Rayburn's boat has a speed of 14 mph in still water.The total time required for Rayburn to make a round trip from his home on the river to his favorite fishing hole is 7 hrs. If the speed of the current is 2 mph, what is the distance from Rayburn's home to the fishing hole?
[(14 - 2) / d] + [(14 + 2) / d] = 7
Hmmm. time = distance/speed ...
To find the distance from Rayburn's home to the fishing hole, we can start by determining the time it takes him to travel in each direction.
Let's assume that the distance from Rayburn's home to the fishing hole is "d" miles.
When Rayburn is going with the current, his effective speed will be the sum of his boat's speed and the speed of the current:
Speed with current = Boat speed + Current speed = 14 mph + 2 mph = 16 mph.

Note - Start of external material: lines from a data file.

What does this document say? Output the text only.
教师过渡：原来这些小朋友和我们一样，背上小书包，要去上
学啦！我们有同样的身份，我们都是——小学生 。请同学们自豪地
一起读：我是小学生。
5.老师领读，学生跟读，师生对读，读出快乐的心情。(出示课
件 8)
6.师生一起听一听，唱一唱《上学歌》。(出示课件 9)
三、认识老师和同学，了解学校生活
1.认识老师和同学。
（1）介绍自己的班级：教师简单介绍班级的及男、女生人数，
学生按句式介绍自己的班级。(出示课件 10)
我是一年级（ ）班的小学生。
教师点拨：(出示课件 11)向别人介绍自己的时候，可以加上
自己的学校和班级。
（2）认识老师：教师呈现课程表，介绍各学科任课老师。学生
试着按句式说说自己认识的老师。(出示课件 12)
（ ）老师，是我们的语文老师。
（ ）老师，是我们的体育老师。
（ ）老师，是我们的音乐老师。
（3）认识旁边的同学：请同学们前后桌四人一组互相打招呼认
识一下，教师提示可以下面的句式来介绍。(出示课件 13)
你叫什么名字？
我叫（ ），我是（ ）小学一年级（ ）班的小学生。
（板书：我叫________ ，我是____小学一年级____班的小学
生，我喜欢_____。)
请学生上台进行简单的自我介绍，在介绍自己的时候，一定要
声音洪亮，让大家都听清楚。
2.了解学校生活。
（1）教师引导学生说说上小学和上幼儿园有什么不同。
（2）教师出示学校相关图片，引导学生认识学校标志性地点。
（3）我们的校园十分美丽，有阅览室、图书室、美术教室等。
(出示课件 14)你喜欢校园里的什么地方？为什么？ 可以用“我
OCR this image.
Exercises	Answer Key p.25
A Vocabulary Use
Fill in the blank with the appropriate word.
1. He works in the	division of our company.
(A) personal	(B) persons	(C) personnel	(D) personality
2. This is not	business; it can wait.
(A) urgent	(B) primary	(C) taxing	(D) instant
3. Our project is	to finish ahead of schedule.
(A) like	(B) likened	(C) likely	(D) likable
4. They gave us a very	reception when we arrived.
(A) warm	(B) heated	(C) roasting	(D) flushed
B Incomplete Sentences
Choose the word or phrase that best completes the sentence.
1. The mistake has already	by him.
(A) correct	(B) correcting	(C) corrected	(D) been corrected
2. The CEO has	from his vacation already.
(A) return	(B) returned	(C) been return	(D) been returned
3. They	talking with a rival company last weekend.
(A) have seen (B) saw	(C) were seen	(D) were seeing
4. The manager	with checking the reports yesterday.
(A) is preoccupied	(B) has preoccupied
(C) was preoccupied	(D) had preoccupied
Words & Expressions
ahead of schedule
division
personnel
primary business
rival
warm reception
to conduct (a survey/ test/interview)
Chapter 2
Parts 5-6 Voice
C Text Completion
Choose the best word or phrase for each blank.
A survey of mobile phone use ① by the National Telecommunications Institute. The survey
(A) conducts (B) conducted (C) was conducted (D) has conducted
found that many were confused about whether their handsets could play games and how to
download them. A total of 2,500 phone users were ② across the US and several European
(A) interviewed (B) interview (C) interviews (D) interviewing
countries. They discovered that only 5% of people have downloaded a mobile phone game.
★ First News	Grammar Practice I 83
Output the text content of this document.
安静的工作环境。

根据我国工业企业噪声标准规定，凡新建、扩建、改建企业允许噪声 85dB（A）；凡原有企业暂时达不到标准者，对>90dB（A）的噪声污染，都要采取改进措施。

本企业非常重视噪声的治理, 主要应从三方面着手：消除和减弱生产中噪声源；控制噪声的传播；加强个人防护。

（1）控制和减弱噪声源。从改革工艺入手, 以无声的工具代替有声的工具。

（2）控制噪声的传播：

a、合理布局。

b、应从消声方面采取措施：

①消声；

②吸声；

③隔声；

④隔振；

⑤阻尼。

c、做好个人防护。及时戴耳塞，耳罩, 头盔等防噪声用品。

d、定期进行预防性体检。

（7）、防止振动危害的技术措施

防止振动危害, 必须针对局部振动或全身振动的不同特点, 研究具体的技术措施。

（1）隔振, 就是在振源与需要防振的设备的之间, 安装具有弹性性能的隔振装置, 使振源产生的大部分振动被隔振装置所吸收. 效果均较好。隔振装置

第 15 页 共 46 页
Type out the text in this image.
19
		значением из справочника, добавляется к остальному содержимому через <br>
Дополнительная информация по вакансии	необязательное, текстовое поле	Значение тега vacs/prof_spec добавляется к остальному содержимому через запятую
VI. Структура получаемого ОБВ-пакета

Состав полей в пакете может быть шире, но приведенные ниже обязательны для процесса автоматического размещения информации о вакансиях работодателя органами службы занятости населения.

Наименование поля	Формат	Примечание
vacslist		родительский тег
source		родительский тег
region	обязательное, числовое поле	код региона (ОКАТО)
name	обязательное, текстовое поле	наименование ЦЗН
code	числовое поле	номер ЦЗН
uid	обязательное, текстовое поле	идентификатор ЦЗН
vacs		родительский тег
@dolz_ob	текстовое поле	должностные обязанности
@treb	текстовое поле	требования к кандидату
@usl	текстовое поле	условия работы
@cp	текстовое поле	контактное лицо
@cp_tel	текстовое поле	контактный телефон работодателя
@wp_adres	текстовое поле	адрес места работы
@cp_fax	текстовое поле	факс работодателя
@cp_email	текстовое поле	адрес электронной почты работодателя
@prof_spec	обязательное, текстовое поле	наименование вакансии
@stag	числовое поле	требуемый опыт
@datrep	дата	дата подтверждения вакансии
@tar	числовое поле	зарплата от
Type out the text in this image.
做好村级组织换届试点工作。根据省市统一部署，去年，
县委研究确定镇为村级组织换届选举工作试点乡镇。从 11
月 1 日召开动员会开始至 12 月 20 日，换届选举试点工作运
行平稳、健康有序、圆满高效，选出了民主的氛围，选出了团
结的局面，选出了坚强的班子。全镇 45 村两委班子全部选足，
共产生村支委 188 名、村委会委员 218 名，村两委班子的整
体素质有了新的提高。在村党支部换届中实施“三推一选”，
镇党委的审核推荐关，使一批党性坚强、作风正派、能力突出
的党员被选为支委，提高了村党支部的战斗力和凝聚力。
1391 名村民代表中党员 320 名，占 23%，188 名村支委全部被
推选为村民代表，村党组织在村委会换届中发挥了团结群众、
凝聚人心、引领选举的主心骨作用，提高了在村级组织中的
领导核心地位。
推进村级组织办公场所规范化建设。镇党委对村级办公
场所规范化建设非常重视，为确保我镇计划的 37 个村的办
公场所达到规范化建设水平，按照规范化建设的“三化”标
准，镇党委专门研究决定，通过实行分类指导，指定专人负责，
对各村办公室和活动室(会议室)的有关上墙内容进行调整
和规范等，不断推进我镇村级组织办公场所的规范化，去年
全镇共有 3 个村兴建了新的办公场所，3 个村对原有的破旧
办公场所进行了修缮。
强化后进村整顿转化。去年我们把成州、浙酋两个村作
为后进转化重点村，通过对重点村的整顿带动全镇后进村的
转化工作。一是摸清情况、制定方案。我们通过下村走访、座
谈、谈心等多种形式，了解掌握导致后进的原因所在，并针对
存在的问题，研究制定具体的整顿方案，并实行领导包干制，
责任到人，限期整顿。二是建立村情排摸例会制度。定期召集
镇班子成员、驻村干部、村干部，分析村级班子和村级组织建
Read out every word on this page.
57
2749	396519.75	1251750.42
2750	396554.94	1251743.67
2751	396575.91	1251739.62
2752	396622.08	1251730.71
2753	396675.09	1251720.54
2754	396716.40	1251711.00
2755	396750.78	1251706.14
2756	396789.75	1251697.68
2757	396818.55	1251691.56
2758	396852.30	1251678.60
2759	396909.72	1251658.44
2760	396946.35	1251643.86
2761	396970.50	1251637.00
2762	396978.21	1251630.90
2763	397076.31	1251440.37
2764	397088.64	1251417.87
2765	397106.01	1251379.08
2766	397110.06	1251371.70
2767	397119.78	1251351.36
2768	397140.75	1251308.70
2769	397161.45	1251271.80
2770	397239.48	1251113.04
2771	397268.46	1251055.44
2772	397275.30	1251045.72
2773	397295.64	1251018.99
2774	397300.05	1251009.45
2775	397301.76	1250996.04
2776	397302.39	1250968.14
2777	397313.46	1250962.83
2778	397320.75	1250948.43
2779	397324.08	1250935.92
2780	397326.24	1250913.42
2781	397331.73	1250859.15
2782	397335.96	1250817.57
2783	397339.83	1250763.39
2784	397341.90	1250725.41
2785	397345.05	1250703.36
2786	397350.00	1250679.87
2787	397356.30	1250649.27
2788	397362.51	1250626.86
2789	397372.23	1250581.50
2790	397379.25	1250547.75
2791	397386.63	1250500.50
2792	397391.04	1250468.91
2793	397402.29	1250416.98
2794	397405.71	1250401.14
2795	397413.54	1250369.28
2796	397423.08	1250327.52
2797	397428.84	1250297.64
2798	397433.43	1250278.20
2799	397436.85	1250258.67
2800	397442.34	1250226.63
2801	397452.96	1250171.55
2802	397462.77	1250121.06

When Rayburn is going against the current, his effective speed will be the difference between his boat's speed and the speed of the current:
Speed against current = Boat speed - Current speed = 14 mph - 2 mph = 12 mph.
Let's suppose it takes Rayburn "t1" hours to reach the fishing hole while going with the current and "t2" hours to return home against the current.
Using the formula: distance = speed × time, we can create two equations:
Equation 1: d = 16t1 (when going with the current)
Equation 2: d = 12t2 (when going against the current)
We know that the total time required for the round trip is 7 hours, so:
t1 + t2 = 7 (Equation 3)
Now we have a system of equations: Equation 1, Equation 2, and Equation 3.
To solve this system, we'll use a method called substitution.
From Equation 1, we can rearrange it to find t1 in terms of d:
t1 = d/16
Substituting t1 in Equation 3, we have:
d/16 + t2 = 7
Rearranging this equation to get t2 in terms of d:
t2 = 7 - d/16
Now, substituting t2 in Equation 2:
d = 12(7 - d/16)
d = 84 - 3d/4
d + 3d/4 = 84
(4d + 3d)/4 = 84
7d/4 = 84
7d = 336
d = 336/7
d = 48 miles
Therefore, the distance from Rayburn's home to the fishing hole is 48 miles.